B Adjoint Operation in Shankar's "Principles of Quantum Mechanics

[Getterdog]

TL;DR Summary

Confused

In R Shankar text on “principles of quantum mechanics’ discussing the adjoint operation, 1.3.8 shows that a|V> => <V|a*. Then 1.3.9 then states

that <aV| = <V|a*. Is this a typo error?

 

[PeroK]

Summary:: Confused

In R Shankar text on “principles of quantum mechanics’ discussing the adjoint operation, 1.3.8 shows that a|V> => <V|a*. Then 1.3.9 then states

that <aV| = <V|a*. Is this a typo error?

It might help if you were more explicit about what all these symbols mean. For example, what does this mean?
$$a|V \rangle \ \Rightarrow \ \langle V|a^*$$

 

[Getterdog]

It might help if you were more explicit about what all these symbols mean. For example, what does this mean?
$$a|V \rangle \ \Rightarrow \ \langle V|a^*$$

Well.a is a complex number, <v| is a row vector, |V> is a column vector.

 

[PeroK]

Well.a is a complex number, <v| is a row vector, |V> is a column vector.

Ah! When you said "adjoint operation" I thought $V$ was an operator. That makes sense.

I would say that $\langle V|$ is a bra and $|V \rangle$ is a ket.

It's not a typo. What are $\langle aV|$ and $\langle V| a^*$? Before you can see they are equal you first have to understand fully what they are. Can you describe each precisely?

 

[PeroK]

Well.a is a complex number, <v| is a row vector, |V> is a column vector.

And, I guess $\Rightarrow$ means "is associated with" via the mapping of kets to bra?

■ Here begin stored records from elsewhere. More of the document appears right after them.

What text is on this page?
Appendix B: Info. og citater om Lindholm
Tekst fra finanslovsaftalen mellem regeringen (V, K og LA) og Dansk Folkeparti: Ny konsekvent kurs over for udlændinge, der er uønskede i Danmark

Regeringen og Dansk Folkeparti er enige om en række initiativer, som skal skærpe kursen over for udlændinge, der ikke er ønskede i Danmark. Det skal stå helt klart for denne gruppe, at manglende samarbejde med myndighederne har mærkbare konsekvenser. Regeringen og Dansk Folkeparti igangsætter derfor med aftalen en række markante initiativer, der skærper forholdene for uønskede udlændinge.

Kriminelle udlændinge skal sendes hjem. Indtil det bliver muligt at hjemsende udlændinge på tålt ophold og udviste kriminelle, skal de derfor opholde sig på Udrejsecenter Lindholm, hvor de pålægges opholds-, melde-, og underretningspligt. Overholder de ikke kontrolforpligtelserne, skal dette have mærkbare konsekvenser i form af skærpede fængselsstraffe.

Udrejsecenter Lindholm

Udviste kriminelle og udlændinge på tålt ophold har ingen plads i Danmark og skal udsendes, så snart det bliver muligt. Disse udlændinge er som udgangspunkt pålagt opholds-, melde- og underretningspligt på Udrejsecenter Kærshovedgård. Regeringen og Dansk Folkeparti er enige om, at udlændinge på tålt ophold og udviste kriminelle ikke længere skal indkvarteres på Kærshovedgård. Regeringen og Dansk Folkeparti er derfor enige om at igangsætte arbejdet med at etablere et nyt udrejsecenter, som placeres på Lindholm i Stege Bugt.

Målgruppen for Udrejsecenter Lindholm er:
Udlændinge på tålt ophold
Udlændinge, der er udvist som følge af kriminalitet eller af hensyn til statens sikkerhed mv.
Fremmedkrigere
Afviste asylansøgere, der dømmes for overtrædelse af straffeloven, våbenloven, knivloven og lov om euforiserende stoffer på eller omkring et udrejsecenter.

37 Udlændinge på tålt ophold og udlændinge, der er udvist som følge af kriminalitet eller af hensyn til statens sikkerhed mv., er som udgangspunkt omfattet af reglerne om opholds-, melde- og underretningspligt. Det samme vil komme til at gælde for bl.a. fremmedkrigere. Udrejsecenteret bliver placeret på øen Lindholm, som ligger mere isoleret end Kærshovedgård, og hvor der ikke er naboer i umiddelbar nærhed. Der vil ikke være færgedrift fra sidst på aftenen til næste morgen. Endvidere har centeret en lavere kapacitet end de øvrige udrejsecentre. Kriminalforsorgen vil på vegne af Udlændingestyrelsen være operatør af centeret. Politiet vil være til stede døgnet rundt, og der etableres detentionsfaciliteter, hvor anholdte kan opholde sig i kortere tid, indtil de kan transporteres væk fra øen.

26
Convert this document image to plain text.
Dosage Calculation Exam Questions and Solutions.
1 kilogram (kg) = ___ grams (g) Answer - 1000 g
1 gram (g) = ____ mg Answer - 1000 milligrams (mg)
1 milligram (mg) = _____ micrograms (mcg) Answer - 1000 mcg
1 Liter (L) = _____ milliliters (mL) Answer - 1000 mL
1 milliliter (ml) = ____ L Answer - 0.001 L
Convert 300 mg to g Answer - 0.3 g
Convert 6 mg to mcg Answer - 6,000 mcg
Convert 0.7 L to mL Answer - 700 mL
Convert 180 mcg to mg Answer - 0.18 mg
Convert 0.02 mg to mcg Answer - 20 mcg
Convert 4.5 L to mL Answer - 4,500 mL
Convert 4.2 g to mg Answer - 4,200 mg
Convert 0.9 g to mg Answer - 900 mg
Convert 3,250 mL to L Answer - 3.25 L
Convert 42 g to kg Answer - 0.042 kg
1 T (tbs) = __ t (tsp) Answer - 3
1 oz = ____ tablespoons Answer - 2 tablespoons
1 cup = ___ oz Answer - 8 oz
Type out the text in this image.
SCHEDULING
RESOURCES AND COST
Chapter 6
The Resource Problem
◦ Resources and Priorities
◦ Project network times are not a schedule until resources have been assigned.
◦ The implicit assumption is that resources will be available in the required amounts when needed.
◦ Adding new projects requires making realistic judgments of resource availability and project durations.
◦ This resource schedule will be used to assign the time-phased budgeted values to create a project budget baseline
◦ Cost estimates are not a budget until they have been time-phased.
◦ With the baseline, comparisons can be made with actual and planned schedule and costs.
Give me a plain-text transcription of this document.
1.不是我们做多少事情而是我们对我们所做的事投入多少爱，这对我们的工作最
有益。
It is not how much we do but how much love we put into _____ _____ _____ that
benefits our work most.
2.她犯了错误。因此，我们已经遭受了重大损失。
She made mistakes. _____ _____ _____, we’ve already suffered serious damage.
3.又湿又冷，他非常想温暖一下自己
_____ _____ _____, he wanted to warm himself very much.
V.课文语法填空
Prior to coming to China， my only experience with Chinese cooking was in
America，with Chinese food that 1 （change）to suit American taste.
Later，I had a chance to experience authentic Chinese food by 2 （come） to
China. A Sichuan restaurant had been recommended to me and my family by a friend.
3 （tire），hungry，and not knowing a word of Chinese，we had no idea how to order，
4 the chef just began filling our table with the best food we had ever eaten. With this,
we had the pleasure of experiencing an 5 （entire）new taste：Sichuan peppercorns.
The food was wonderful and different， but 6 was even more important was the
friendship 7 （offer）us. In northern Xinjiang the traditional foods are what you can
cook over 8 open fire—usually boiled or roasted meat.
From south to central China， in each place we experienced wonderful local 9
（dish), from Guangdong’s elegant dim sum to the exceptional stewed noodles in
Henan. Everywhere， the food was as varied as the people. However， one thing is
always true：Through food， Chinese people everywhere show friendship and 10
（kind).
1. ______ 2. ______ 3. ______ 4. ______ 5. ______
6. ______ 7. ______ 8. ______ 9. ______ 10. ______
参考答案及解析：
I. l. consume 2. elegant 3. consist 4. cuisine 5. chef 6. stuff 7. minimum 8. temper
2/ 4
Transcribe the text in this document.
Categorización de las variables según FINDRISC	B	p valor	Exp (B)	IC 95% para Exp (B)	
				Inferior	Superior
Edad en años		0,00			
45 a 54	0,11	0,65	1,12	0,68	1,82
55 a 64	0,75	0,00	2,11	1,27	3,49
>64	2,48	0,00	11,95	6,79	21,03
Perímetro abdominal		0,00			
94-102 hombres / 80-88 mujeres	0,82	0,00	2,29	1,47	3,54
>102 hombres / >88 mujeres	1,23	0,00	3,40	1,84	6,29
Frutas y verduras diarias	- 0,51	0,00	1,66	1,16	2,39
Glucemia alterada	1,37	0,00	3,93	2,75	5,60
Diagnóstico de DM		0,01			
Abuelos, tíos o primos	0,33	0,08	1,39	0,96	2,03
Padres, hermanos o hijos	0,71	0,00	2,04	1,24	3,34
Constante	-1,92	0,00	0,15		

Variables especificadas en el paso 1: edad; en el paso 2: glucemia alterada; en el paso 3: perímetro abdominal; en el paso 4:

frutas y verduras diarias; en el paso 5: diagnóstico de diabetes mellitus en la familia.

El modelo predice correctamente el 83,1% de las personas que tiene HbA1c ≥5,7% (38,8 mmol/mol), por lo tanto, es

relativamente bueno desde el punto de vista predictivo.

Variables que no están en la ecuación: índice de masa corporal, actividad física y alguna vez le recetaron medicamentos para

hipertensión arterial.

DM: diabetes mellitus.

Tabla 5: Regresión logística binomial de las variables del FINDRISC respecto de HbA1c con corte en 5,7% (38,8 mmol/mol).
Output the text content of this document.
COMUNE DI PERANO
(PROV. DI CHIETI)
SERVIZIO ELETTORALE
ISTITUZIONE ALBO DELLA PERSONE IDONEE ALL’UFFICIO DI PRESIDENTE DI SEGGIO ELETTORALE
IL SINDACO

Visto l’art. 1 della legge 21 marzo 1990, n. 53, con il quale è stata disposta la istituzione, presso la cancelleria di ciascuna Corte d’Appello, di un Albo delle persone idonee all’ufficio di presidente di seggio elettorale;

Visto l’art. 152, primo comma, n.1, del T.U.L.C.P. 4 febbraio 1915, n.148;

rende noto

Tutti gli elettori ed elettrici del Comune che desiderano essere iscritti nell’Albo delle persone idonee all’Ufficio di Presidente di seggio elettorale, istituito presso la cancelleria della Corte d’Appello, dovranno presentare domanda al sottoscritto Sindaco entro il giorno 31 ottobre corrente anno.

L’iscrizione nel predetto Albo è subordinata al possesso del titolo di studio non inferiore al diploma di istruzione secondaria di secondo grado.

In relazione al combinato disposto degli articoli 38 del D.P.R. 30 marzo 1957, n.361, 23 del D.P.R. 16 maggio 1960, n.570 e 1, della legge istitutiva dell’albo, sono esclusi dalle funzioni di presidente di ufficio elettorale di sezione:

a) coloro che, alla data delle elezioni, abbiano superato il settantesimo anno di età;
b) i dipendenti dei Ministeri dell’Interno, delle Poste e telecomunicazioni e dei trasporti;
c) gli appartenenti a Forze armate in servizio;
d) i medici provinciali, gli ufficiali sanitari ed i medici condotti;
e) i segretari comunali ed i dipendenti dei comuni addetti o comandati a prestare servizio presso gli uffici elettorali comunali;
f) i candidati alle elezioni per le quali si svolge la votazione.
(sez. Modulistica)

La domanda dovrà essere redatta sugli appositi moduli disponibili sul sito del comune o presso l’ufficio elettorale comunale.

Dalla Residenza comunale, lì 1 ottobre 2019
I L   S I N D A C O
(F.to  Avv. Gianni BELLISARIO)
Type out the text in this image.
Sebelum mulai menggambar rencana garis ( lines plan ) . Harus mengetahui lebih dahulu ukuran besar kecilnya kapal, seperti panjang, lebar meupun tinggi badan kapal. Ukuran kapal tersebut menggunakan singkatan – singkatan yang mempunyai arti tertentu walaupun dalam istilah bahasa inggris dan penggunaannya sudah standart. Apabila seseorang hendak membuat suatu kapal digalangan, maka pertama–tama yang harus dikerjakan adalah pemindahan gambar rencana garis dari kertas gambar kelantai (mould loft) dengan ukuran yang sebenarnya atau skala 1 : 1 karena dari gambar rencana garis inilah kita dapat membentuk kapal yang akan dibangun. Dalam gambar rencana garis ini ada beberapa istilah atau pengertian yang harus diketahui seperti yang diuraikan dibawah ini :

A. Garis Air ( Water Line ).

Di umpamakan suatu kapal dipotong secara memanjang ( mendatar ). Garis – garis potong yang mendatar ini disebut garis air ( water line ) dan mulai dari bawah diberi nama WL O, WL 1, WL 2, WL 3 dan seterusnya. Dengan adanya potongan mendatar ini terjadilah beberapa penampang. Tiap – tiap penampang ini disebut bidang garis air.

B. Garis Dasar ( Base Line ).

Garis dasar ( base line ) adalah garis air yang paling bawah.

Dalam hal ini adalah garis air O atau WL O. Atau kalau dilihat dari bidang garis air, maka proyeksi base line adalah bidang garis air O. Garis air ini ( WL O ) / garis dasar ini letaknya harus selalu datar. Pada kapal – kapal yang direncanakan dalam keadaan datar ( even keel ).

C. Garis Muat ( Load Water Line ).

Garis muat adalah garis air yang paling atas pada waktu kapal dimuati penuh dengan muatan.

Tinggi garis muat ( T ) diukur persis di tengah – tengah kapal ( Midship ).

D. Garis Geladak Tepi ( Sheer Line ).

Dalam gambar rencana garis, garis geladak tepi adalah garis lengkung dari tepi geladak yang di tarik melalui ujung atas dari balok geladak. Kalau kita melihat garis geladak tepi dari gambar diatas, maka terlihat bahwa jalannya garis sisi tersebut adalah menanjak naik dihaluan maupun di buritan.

I would tend to write $\leftrightarrow$, as it's a two-way association. But, if that's Shankar's notation, then stick with it.

 

[PeterDonis]

a is a complex number

A complex number or an operator? I think it's the latter (since otherwise $a^*$ would not need to multiply the bra $\langle V \vert$ from the right).

 

[PeroK]

A complex number or an operator? I think it's the latter (since otherwise $a^*$ would not need to multiply the bra $\langle V \vert$ from the right).

I think I've seen that convention where complex scalars are shown on the right of bras.

 

[Getterdog]

He states that a is a scalar. And I presume complex.

 

[Getterdog]

Ah! When you said "adjoint operation" I thought $V$ was an operator. That makes sense.

I would say that $\langle V|$ is a bra and $|V \rangle$ is a ket.

It's not a typo. What are $\langle aV|$ and $\langle V| a^*$? Before you can see they are equal you first have to understand fully what they are. Can you describe each precisely?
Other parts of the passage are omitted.